Не дышать, не дышать, не дышать…
Приложение № 7
Из Дневника Николая Михайловича Перфильева
Фрагмент 7
…Вот и еще один некролог. И уже нет той боли, тем более отчаянья. Некрологи входят в привычку. Но странно… Когда умирали друзья, даже когда застрелился Володя, это казалось как-то естественно. Возраст, во-первых. Потом, все они оставили после себя многое. Хотя бы детей. Володе, конечно, нечего было оставить, но не его в том вина. А вот Гриша… Так нелепо! В 22 года, черт возьми! И смешно винить кого-то, хотя винишь и себя, и ребят — кажется, не поняли, не поддержали человека в трудный момент. А ведь так всегда бывает. Каждый сидит в своей скорлупе. Встречаемся, чтобы выпить кто портвейна, кто водки. Находим какие-то темы, ведем беседы. Иногда просто нажираемся; и, кажется, это все чаще теперь — пьем от усталости, пьем-чтобы-напиться. Потом расходимся надолго. И так раз за разом. А потом встречаемся на похоронах. И нет ни тем, ни бесед, и поминальная водка на вкус как земля. И совсем нелепой кажется мысль о том, что завтра всем нам снова жить.
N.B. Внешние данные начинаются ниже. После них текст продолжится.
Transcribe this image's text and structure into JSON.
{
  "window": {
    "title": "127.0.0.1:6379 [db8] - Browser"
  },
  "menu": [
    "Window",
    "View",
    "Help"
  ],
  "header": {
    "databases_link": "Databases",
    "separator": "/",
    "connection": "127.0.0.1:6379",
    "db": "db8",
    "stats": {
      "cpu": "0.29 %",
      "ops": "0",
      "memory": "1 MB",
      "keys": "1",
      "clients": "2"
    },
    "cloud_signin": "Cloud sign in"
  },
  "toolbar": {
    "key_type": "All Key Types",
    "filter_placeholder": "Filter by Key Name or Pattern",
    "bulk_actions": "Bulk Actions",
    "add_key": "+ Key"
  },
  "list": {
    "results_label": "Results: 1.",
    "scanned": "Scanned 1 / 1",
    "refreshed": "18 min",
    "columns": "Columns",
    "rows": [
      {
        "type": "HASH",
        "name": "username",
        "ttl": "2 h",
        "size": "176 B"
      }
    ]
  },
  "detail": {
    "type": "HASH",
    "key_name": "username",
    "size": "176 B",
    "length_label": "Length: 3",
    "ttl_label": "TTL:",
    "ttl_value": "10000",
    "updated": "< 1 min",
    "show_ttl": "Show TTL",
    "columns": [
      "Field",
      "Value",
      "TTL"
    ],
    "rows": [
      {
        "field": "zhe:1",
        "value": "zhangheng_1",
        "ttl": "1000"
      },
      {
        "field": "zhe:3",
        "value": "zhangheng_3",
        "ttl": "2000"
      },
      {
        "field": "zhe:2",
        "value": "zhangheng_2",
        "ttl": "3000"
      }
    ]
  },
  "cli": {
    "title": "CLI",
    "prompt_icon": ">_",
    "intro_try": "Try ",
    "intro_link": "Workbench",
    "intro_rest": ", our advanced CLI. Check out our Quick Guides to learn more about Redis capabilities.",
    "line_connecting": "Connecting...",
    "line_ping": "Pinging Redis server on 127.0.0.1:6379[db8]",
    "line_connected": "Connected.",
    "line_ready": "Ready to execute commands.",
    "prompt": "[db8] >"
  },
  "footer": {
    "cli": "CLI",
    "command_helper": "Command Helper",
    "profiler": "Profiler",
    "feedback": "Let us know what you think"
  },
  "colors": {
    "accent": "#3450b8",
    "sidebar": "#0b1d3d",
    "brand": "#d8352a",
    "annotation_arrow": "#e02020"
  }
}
И вот еще что странно… Когда был молодым, даже в самый отчаянный момент мысль о смерти в голову не приходила. То есть было совсем непонятно — как это взять и умереть? А теперь посмотришь на своих ребят из литобъединения — в стихах одна чернуха, в голове один суицид. Они не любят жизнь. Постоянно твердят о какой-то непонятной усталости, как будто можно быть уставшим до, а не после работы. Как-то по радио услышал интервью с каким-то психологом, он говорил, что хроническая усталость от отсутствия доброты, от морального вакуума. Но ведь литобъединение я собирал во многом как раз для того, чтобы не было у них этого “морального вакуума”, этого “отсутствия доброты”. Может быть, они просто не умеют находить в жизни маленькие приятные радости, которые в самой трудной жизни всегда случаются каждый божий день. Весна приходит, больше солнца, тепла — так душа просто поет. А осень — тоже неплохо. Раза три по грибы съездишь — воспоминаний на целую зиму. В конце концов, вкусно поесть — тоже отдохновение. Не могу сказать, что моя жизнь была полна препятствий. Ничего жуткого в ней не было. Теперь, подводя итоги (возраст такой — когда оформляешь пенсию, само собой получается, что оглядываешься назад, взвешиваешь…), я могу с полной уверенностью сказать, что прожил в целом достойную жизнь. И во многом помогала выживать простая человеческая радость. Думал, этому можно научить, если рассказать, объяснить вовремя. А говоришь им об этом, они слушают, но по глазам видно, что снисходительно относятся к твоим монологам, дескать, ты мели, старый пень, а мы все равно знаем, что “фортуна — дура, судьба — индейка, а жизнь — копейка”. Это некрофилия. А может, просто сказывается вечное непонимание “отцов” и “детей”? Ведь отчасти для того я и “тусуюсь” с ними, чтобы умом и душой не состариться. Нужно сделать всё, чтобы литобъединение окончательно не развалилось, нужно больше прислушиваться к тому, чем они живут.